Me quitó la mochila cuando iba a ponérmela y la dejó en el suelo; luego me apoyó las manos en los hombros. Noté que el calor de sus dedos me llegaba a la piel. Era el primer hombre que había conocido, o tan siquiera soñado, que me derretía sólo con la mirada, y ahora me estaba tocando. Pero lo que vino después me dejó sin habla.

—Ariel, sabes que pronto trabajaremos juntos, en muy estrecho contacto, en una misión vital. En esas circunstancias, me doy cuenta de que lo que te voy a decir quizá no sea demasiado aconsejable, pero rio puedo evitarlo. Tengo que decirte que me será muy, pero que muy difícil, mantener una relación profesional contigo, el tipo de relación necesaria para que llevemos a cabo este proyecto. Te aseguro que no lo tenía previsto y no suelo propiciar este tipo de cosas. Lo cierto es que no me había pasado nunca antes... —Se detuvo, como si esperara que dijese algo. Cuando contuve la respiración, esperando que cayera el otro zapato, añadió—: No sé muy bien cómo decirlo, pero me gustas, Ariel. Me siento muy atraído por ti.

¿Por mí? Me cago en dios. Estaba con el agua al cuello y lo sabía. Me podía ahogar en las profundidades de esos ojos turquesa cuando me miraba con tanta intensidad. Ese tipo era peligroso en más de un sentido, y ya había demasiado peligro en mi vida sin tener que añadir ninguna clase de esquí gratis. Pero era tan... atractivo.

Olvídalo. No era atractivo, era carismático: era mágico. Lo sabía él y lo sabía cualquiera que le pusiera la vista encima. Eso no podía estar pasándome a mí, no junto con todo lo demás. No precisamente en ese momento. ¿Por qué demonios había decidido el Tanque servirme este veneno? Tenía que hacer algo para volver a la realidad. Cerré los ojos y respiré profundamente. Reuní todas mis reservas, retrocedí, de modo que me libré de sus manos e interrumpí el contacto. Abrí los ojos.

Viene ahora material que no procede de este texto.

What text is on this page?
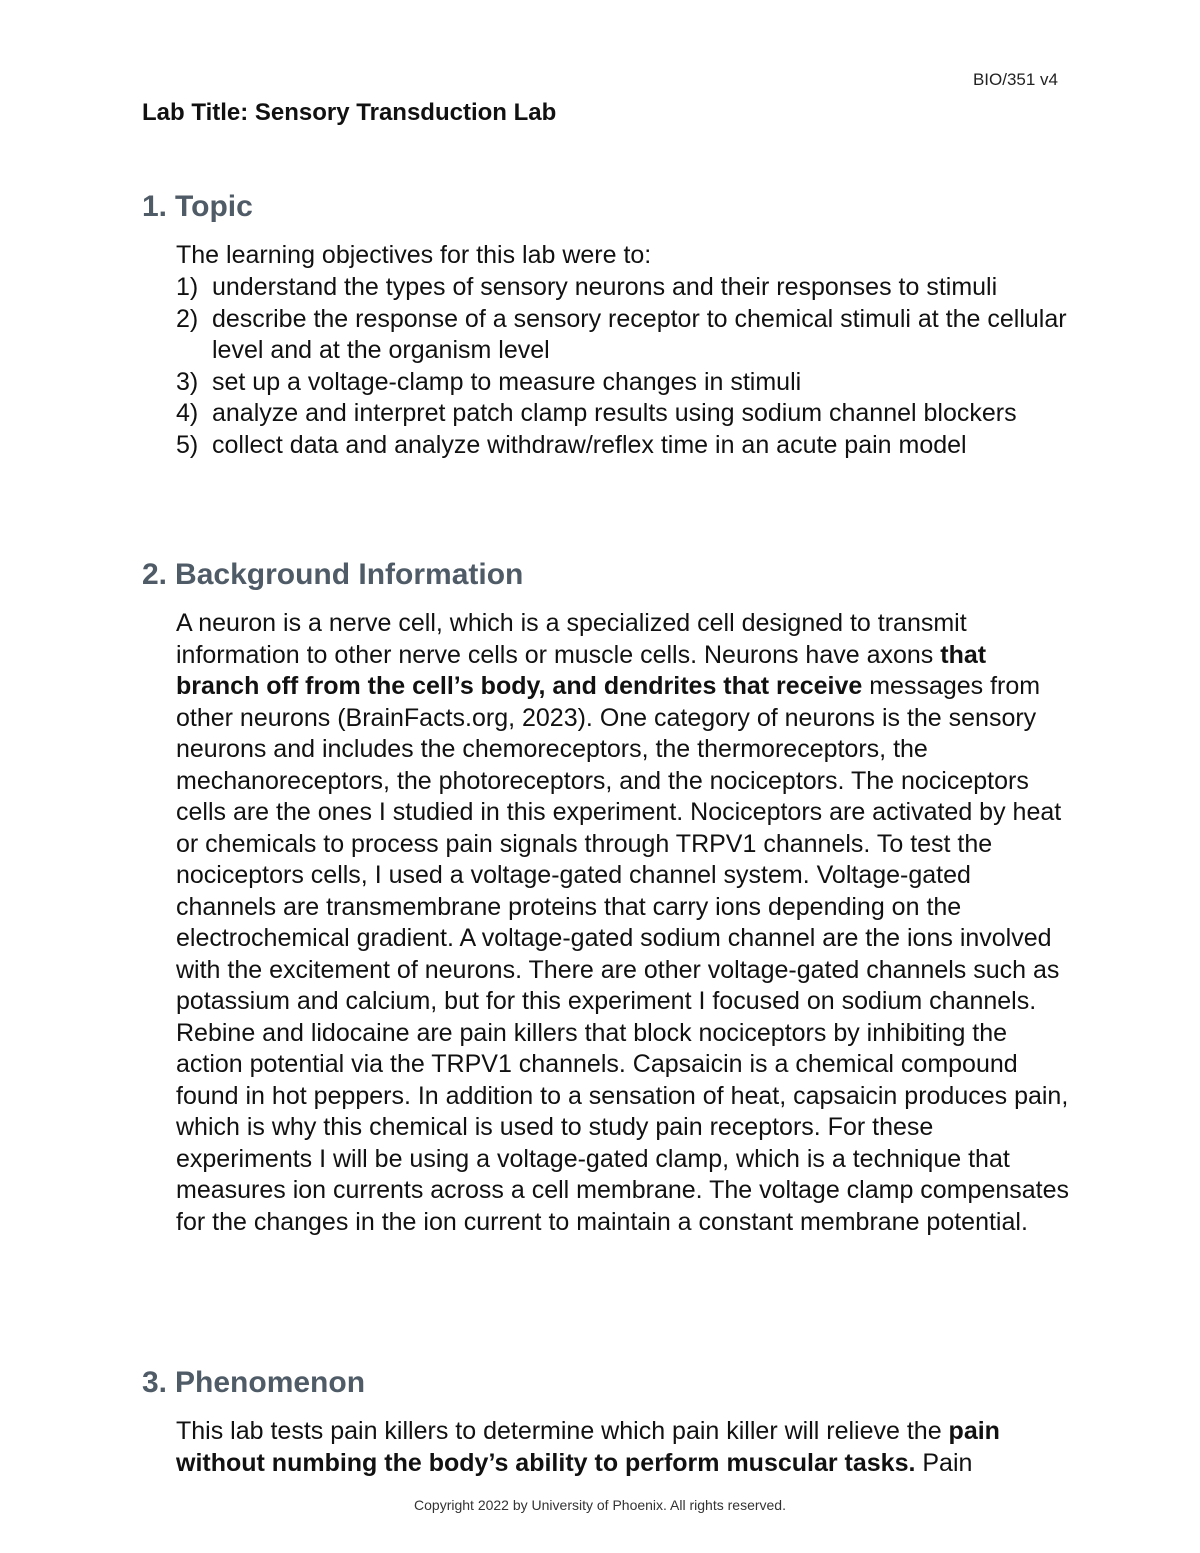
BIO/351 v4
Lab Title: Sensory Transduction Lab
1. Topic

The learning objectives for this lab were to:

1) understand the types of sensory neurons and their responses to stimuli
2) describe the response of a sensory receptor to chemical stimuli at the cellular level and at the organism level
3) set up a voltage-clamp to measure changes in stimuli
4) analyze and interpret patch clamp results using sodium channel blockers
5) collect data and analyze withdraw/reflex time in an acute pain model
2. Background Information

A neuron is a nerve cell, which is a specialized cell designed to transmit information to other nerve cells or muscle cells. Neurons have axons that branch off from the cell’s body, and dendrites that receive messages from other neurons (BrainFacts.org, 2023). One category of neurons is the sensory neurons and includes the chemoreceptors, the thermoreceptors, the mechanoreceptors, the photoreceptors, and the nociceptors. The nociceptors cells are the ones I studied in this experiment. Nociceptors are activated by heat or chemicals to process pain signals through TRPV1 channels. To test the nociceptors cells, I used a voltage-gated channel system. Voltage-gated channels are transmembrane proteins that carry ions depending on the electrochemical gradient. A voltage-gated sodium channel are the ions involved with the excitement of neurons. There are other voltage-gated channels such as potassium and calcium, but for this experiment I focused on sodium channels. Rebine and lidocaine are pain killers that block nociceptors by inhibiting the action potential via the TRPV1 channels. Capsaicin is a chemical compound found in hot peppers. In addition to a sensation of heat, capsaicin produces pain, which is why this chemical is used to study pain receptors. For these experiments I will be using a voltage-gated clamp, which is a technique that measures ion currents across a cell membrane. The voltage clamp compensates for the changes in the ion current to maintain a constant membrane potential.

3. Phenomenon

This lab tests pain killers to determine which pain killer will relieve the pain without numbing the body’s ability to perform muscular tasks. Pain

Copyright 2022 by University of Phoenix. All rights reserved.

—¿Y qué pregunta es ésa? —dije.

—¿Pregunta? —se extrañó.

—Esa pregunta tan sería que querías hacerme hace un momento.

Wolfgang Hauser se encogió de hombros y pareció herido. Era como si no hubiera previsto el tipo de respuesta que esperaba de mí, ni lo que podía ir después en el guión.

—No confías en mí—afirmó—. Y tienes toda la razón. ¿Por qué deberías hacerlo? Te sigo como un imbécil bajo la niebla, te persigo por una pista de esquí y te llevo a rastras a comer. Sin que me des pie, te suelto mis sentimientos por ti, cuando los tendría que haber guardado en silencio. Te pido disculpas por todo ello. Pero quiero que sepas una cosa...

Esperé. Pero el ataque me cogió totalmente de improviso.

Conozco a tu tío Lafcadio Behn, de Viena —me informó—. He venido a Idaho para protegerte lo mejor que pueda. Antes de que volvieras del entierro en San Francisco, me desplacé hasta aquí para asegurarme de que te incluirían en mi proyecto, no sólo por tu experiencia personal, lo admito, sino también porque los documentos que has heredado no deben caer en malas manos. ¿Comprendes?